How the 1970 Chicano Moratorium sparked Día de los Muertos in LA

By Kathryn Barnes

LA’s first Día de los Muertos celebration happened nearly 50 years ago at Boyle Heights’ Evergreen Cemetery, where walking tours are offered to the public. Photo by Kathryn Barnes/KCRW.

The first public Día de los Muertos celebration in LA was held nearly 50 years ago at Evergreen Cemetery in Boyle Heights.

Up until then, observance was a largely private tradition with Indigenous roots in Mexico. Ofrendas, or altars, were constructed inside the home. Public participation in the holiday largely stems from the art and activism ignited by the 1970 Chicano Moratorium and movement for civil rights, according to Boyle Heights historian Shmuel Gonzales, who offers walking tours of Evergreen Cemetery.


Boyle Heights historian Shmuel Gonzalez hopes to bring the Día de los Muertos celebration back to Evergreen Cemetery. Photo by Kathryn Barnes/KCRW.


Established in 1877, Evergreen Cemetery is the oldest nondenominational cemetery in Los Angeles, although the site was segregated by ethnicity. Photo by Kathryn Barnes/KCRW.

He says Karen Boccalero, a nun and founder of Self-Help Graphics & Art, helped establish the tradition locally. 

“She was a radical, chain-smoking, cursing nun who loved to make art,” says Gonzales. “She had noticed that when, not just Chicanos, but Jewish allies were shot down in the streets, many people thought that for safety, they needed to shut down the Chicano movement. She insisted, no, it needed to get momentum. So she wanted to find a day to raise the spirits.”

According to the National Museum of Mexican Art, Boccalero was the first person to organize a Day of the Dead exhibit in the U.S. She was familiar with the holiday through her time at Immaculate Heart College, according to a KCET documentary, where she saw the 1957 film “Day of the Dead” by Charles and Ray Eames.

“She presented it to the first generation of Chicano activists, and had to convince them that it wasn't morbid, that it was the way that we are going to be able to come to terms with death and celebrate people's lives and immortalize them,” says Gonzales.

The first Día de los Muertos was a small gathering in the parking lot behind Self-Help Graphics in 1972. In 1973, a procession of people and floats went down the street from Evergreen Cemetery to the organization’s headquarters. A Catholic mass and indigenous ceremonies were celebrated at the cemetery, along with participation from the Asco art collective.

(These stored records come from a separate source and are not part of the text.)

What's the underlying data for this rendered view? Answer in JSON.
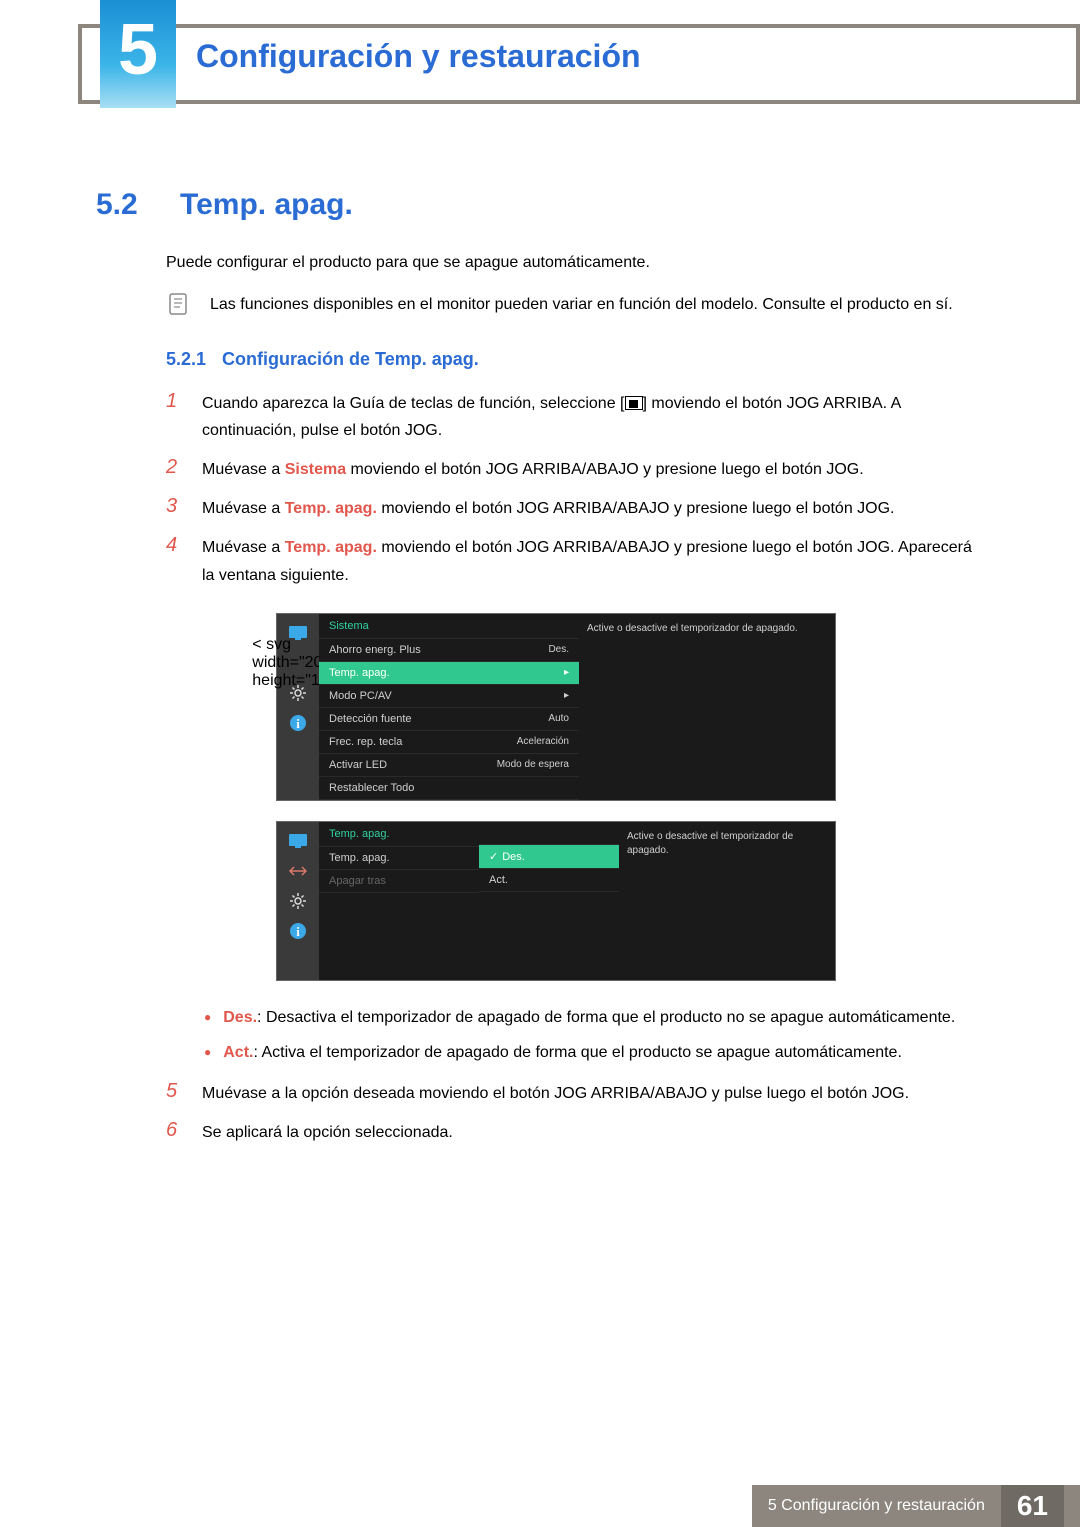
{
  "chapter": {
    "number": "5",
    "title": "Configuración y restauración"
  },
  "section": {
    "number": "5.2",
    "title": "Temp. apag."
  },
  "intro": "Puede configurar el producto para que se apague automáticamente.",
  "note": "Las funciones disponibles en el monitor pueden variar en función del modelo. Consulte el producto en sí.",
  "subsection": {
    "number": "5.2.1",
    "title": "Configuración de Temp. apag."
  },
  "steps": {
    "s1": {
      "num": "1",
      "pre": "Cuando aparezca la Guía de teclas de función, seleccione [",
      "post": "] moviendo el botón JOG ARRIBA. A continuación, pulse el botón JOG."
    },
    "s2": {
      "num": "2",
      "pre": "Muévase a ",
      "bold": "Sistema",
      "post": " moviendo el botón JOG ARRIBA/ABAJO y presione luego el botón JOG."
    },
    "s3": {
      "num": "3",
      "pre": "Muévase a ",
      "bold": "Temp. apag.",
      "post": " moviendo el botón JOG ARRIBA/ABAJO y presione luego el botón JOG."
    },
    "s4": {
      "num": "4",
      "pre": "Muévase a ",
      "bold": "Temp. apag.",
      "post": " moviendo el botón JOG ARRIBA/ABAJO y presione luego el botón JOG. Aparecerá la ventana siguiente."
    },
    "s5": {
      "num": "5",
      "text": "Muévase a la opción deseada moviendo el botón JOG ARRIBA/ABAJO y pulse luego el botón JOG."
    },
    "s6": {
      "num": "6",
      "text": "Se aplicará la opción seleccionada."
    }
  },
  "osd1": {
    "title": "Sistema",
    "rows": [
      {
        "label": "Ahorro energ. Plus",
        "value": "Des."
      },
      {
        "label": "Temp. apag.",
        "value": "▸",
        "selected": true
      },
      {
        "label": "Modo PC/AV",
        "value": "▸"
      },
      {
        "label": "Detección fuente",
        "value": "Auto"
      },
      {
        "label": "Frec. rep. tecla",
        "value": "Aceleración"
      },
      {
        "label": "Activar LED",
        "value": "Modo de espera"
      },
      {
        "label": "Restablecer Todo",
        "value": ""
      }
    ],
    "desc": "Active o desactive el temporizador de apagado.",
    "colors": {
      "bg": "#1a1a1a",
      "sidebar": "#3a3a3a",
      "text": "#cfcfcf",
      "title": "#30d0a0",
      "selected": "#30c88f",
      "border": "#2a2a2a"
    }
  },
  "osd2": {
    "title": "Temp. apag.",
    "rows": [
      {
        "label": "Temp. apag.",
        "value": ""
      },
      {
        "label": "Apagar tras",
        "value": "",
        "dim": true
      }
    ],
    "submenu": [
      {
        "label": "Des.",
        "selected": true,
        "check": true
      },
      {
        "label": "Act."
      }
    ],
    "desc": "Active o desactive el temporizador de apagado."
  },
  "bullets": {
    "b1": {
      "bold": "Des.",
      "text": ": Desactiva el temporizador de apagado de forma que el producto no se apague automáticamente."
    },
    "b2": {
      "bold": "Act.",
      "text": ": Activa el temporizador de apagado de forma que el producto se apague automáticamente."
    }
  },
  "footer": {
    "label": "5 Configuración y restauración",
    "page": "61"
  }
}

In the 1970s, a procession of floats traveled from Evergreen Cemetery to Self-Help Graphics in Boyle Heights on Día de los Muertos. Courtesy of Shmuel Gonzales.

Observance of the tradition spread, and after decades of activism, art and even commercialization, it's celebrated widely. Though much smaller, Self-Help Graphics continues to hold an annual celebration, including an art workshop and bike caravan on November 6.


Evergreen Cemetery offers a spooky view of downtown LA. Photo by Kathryn Barnes/KCRW.


Although some family members still decorate their loved one’s graves for Día de los Muertos, public celebrations at Evergreen Cemetery faded by the 1970s. Photo by Kathryn Barnes/KCRW.

Gonzales would like to see the public event return to Evergreen Cemetery so that its roots in LA Chicano history aren’t forgotten.

“We need to bring Día de los Muertos back as a celebration here, not just people coming to decorate individually, but to bring the attention back that this is the place that it was rebirthed as a diaspora Mexican American tradition for a deeply social and American purpose.”